February’s Book Club explored Tracy Chevalier’s The Virgin Blue.

Chevalier is most famous for her novel Girl with a Pearl Earring but this debut introduces many of the themes that Chevalier brings into her later work, including a love of history and art.

The Virgin Blue is beautifully and carefully described with a lot of time spent on sensory depiction.

Although a historical novel, at heart it is a domestic drama. When Ella, a young American, moves to France, she finds her life begins to intersect with her ancestors in unusual ways. Once there, Ella looks into her family history and her ancestor, Isabelle, so the novel follows the pair in tandem.

The mystery of her ancestor’s life is compelling and certainly kept us reading till the end.

Although not the focus of the novel, the depiction of rural religious practices and how religious persecution manifested itself on the ground was really illuminating to read.

When the anti-Catholic feeling brought about by the arrival of Protestantism in the small village overthrows the village’s cult of the Virgin, Isabelle is shunned and suspected of witchcraft due to her red hair (a similar colour to depictions of the Virgin) and her position as midwife. It definitely brought the complex theology and conspiracies of kings and queens to life in a manner many of us found comprehensible.

However, much of the novel is quite stylised with metaphorical moments that add layers of meaning. It does add a certain contrivance at odds with the rest of the novel and some of us found is a little obvious.

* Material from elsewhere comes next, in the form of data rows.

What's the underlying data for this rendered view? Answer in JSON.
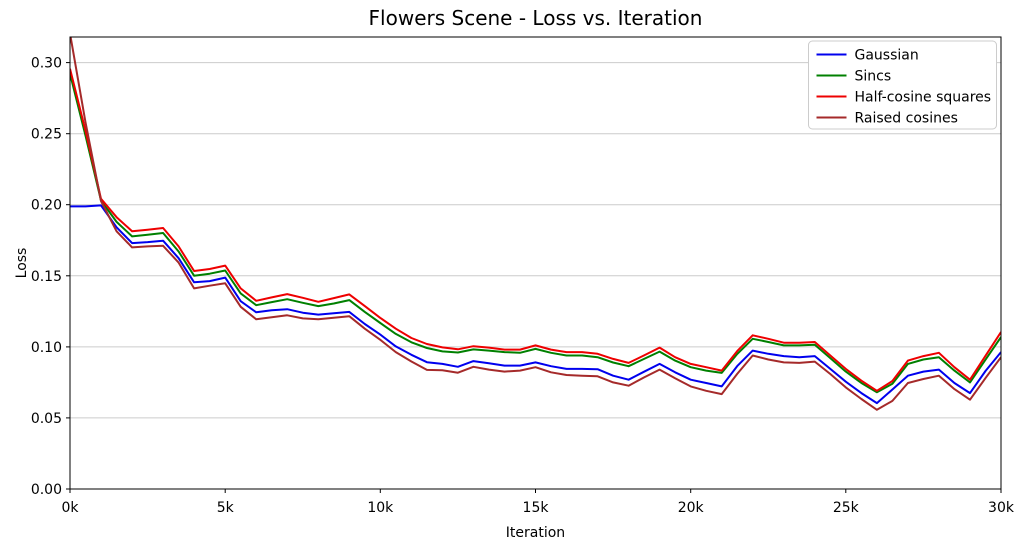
{
  "title": "Flowers Scene - Loss vs. Iteration",
  "axes": {
    "xlabel": "Iteration",
    "ylabel": "Loss",
    "x_ticks": [
      {
        "v": 0,
        "label": "0k"
      },
      {
        "v": 5000,
        "label": "5k"
      },
      {
        "v": 10000,
        "label": "10k"
      },
      {
        "v": 15000,
        "label": "15k"
      },
      {
        "v": 20000,
        "label": "20k"
      },
      {
        "v": 25000,
        "label": "25k"
      },
      {
        "v": 30000,
        "label": "30k"
      }
    ],
    "y_ticks": [
      {
        "v": 0.0,
        "label": "0.00"
      },
      {
        "v": 0.05,
        "label": "0.05"
      },
      {
        "v": 0.1,
        "label": "0.10"
      },
      {
        "v": 0.15,
        "label": "0.15"
      },
      {
        "v": 0.2,
        "label": "0.20"
      },
      {
        "v": 0.25,
        "label": "0.25"
      },
      {
        "v": 0.3,
        "label": "0.30"
      }
    ]
  },
  "colors": {
    "grid": "#cccccc",
    "spine": "#000000",
    "legend_border": "#cccccc",
    "background": "#ffffff"
  },
  "chart_data": {
    "type": "line",
    "title": "Flowers Scene - Loss vs. Iteration",
    "xlabel": "Iteration",
    "ylabel": "Loss",
    "xlim": [
      0,
      30000
    ],
    "ylim": [
      0,
      0.318
    ],
    "grid": "horizontal gridlines at 0.05 steps",
    "legend_position": "upper right",
    "x": [
      0,
      500,
      1000,
      1500,
      2000,
      2500,
      3000,
      3500,
      4000,
      4500,
      5000,
      5500,
      6000,
      6500,
      7000,
      7500,
      8000,
      8500,
      9000,
      9500,
      10000,
      10500,
      11000,
      11500,
      12000,
      12500,
      13000,
      13500,
      14000,
      14500,
      15000,
      15500,
      16000,
      16500,
      17000,
      17500,
      18000,
      18500,
      19000,
      19500,
      20000,
      20500,
      21000,
      21500,
      22000,
      22500,
      23000,
      23500,
      24000,
      24500,
      25000,
      25500,
      26000,
      26500,
      27000,
      27500,
      28000,
      28500,
      29000,
      29500,
      30000
    ],
    "series": [
      {
        "name": "Gaussian",
        "color": "#0000ee",
        "values": [
          0.1988,
          0.1988,
          0.1995,
          0.1841,
          0.173,
          0.1737,
          0.1747,
          0.1624,
          0.1454,
          0.1463,
          0.1487,
          0.1321,
          0.1243,
          0.1258,
          0.1265,
          0.124,
          0.1227,
          0.1237,
          0.1246,
          0.1161,
          0.1086,
          0.1003,
          0.0944,
          0.0892,
          0.088,
          0.086,
          0.09,
          0.0885,
          0.0868,
          0.0868,
          0.0891,
          0.0864,
          0.0845,
          0.0845,
          0.0843,
          0.0797,
          0.0769,
          0.0825,
          0.088,
          0.0821,
          0.0769,
          0.0746,
          0.0722,
          0.0865,
          0.0974,
          0.0951,
          0.0935,
          0.0927,
          0.0935,
          0.0845,
          0.0755,
          0.0675,
          0.0604,
          0.07,
          0.0797,
          0.0826,
          0.084,
          0.0746,
          0.0675,
          0.083,
          0.0963
        ]
      },
      {
        "name": "Sincs",
        "color": "#008000",
        "values": [
          0.2922,
          0.2486,
          0.203,
          0.1879,
          0.1777,
          0.1789,
          0.1801,
          0.1671,
          0.1501,
          0.1515,
          0.1537,
          0.1376,
          0.1293,
          0.1315,
          0.1335,
          0.131,
          0.1287,
          0.1305,
          0.1329,
          0.1246,
          0.1168,
          0.1091,
          0.1032,
          0.0992,
          0.0968,
          0.096,
          0.0982,
          0.0974,
          0.0963,
          0.0958,
          0.0986,
          0.0958,
          0.0939,
          0.0939,
          0.0927,
          0.089,
          0.0864,
          0.0915,
          0.0967,
          0.0903,
          0.0857,
          0.0833,
          0.0817,
          0.095,
          0.1057,
          0.1034,
          0.101,
          0.101,
          0.1015,
          0.0921,
          0.0826,
          0.0746,
          0.068,
          0.074,
          0.088,
          0.0911,
          0.0927,
          0.0833,
          0.075,
          0.091,
          0.1069
        ]
      },
      {
        "name": "Half-cosine squares",
        "color": "#ee0000",
        "values": [
          0.2957,
          0.2521,
          0.2042,
          0.1912,
          0.1813,
          0.1824,
          0.1836,
          0.1707,
          0.1534,
          0.1548,
          0.1572,
          0.1411,
          0.1324,
          0.1348,
          0.1371,
          0.1345,
          0.1317,
          0.1343,
          0.1369,
          0.1287,
          0.1204,
          0.1128,
          0.1062,
          0.102,
          0.0996,
          0.0983,
          0.1005,
          0.0995,
          0.0981,
          0.0981,
          0.101,
          0.0981,
          0.0963,
          0.0963,
          0.0951,
          0.0915,
          0.0887,
          0.094,
          0.0995,
          0.0927,
          0.088,
          0.0857,
          0.0833,
          0.097,
          0.1081,
          0.1057,
          0.1029,
          0.1029,
          0.1034,
          0.0939,
          0.0845,
          0.0762,
          0.0691,
          0.076,
          0.0903,
          0.0935,
          0.0958,
          0.0857,
          0.0769,
          0.0937,
          0.1104
        ]
      },
      {
        "name": "Raised cosines",
        "color": "#a52a2a",
        "values": [
          0.3205,
          0.258,
          0.2026,
          0.1813,
          0.17,
          0.1707,
          0.1711,
          0.1593,
          0.1411,
          0.143,
          0.1447,
          0.1282,
          0.1194,
          0.1208,
          0.1222,
          0.12,
          0.1194,
          0.1205,
          0.1216,
          0.1128,
          0.105,
          0.0963,
          0.0897,
          0.0838,
          0.0835,
          0.0818,
          0.086,
          0.084,
          0.0826,
          0.0833,
          0.0857,
          0.0821,
          0.0802,
          0.0797,
          0.0793,
          0.075,
          0.0727,
          0.0785,
          0.084,
          0.0779,
          0.0722,
          0.0691,
          0.0668,
          0.081,
          0.0939,
          0.0911,
          0.0891,
          0.0887,
          0.0896,
          0.0809,
          0.0715,
          0.0633,
          0.0557,
          0.062,
          0.0746,
          0.0774,
          0.0797,
          0.0703,
          0.0628,
          0.078,
          0.0927
        ]
      }
    ]
  }
}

Overall, the novel was an enjoyable read. The end came abruptly which was a shame after such a complex weaving of the story up until that point. Yet that is more of a compliment than a complaint.

After reading several historical fictions set in 16th century France, the Book Club have decided to read some non-fiction. This aims to contextualise some of what we read and give us a deeper understanding of the period before we move on to wider historical novels.

We plan to read The Huguenots by Geoffrey Treasure, a thoughtful historical account of the Huguenot experience, which is available in our shop. We will be focusing on a section of the whole book (Part 3: Religious Wars) but you can read more if you feel daring!

We will meet to discuss it over teas and biscuits on Thursday 29 March at 2pm. The Book Club is free so please bring your friends.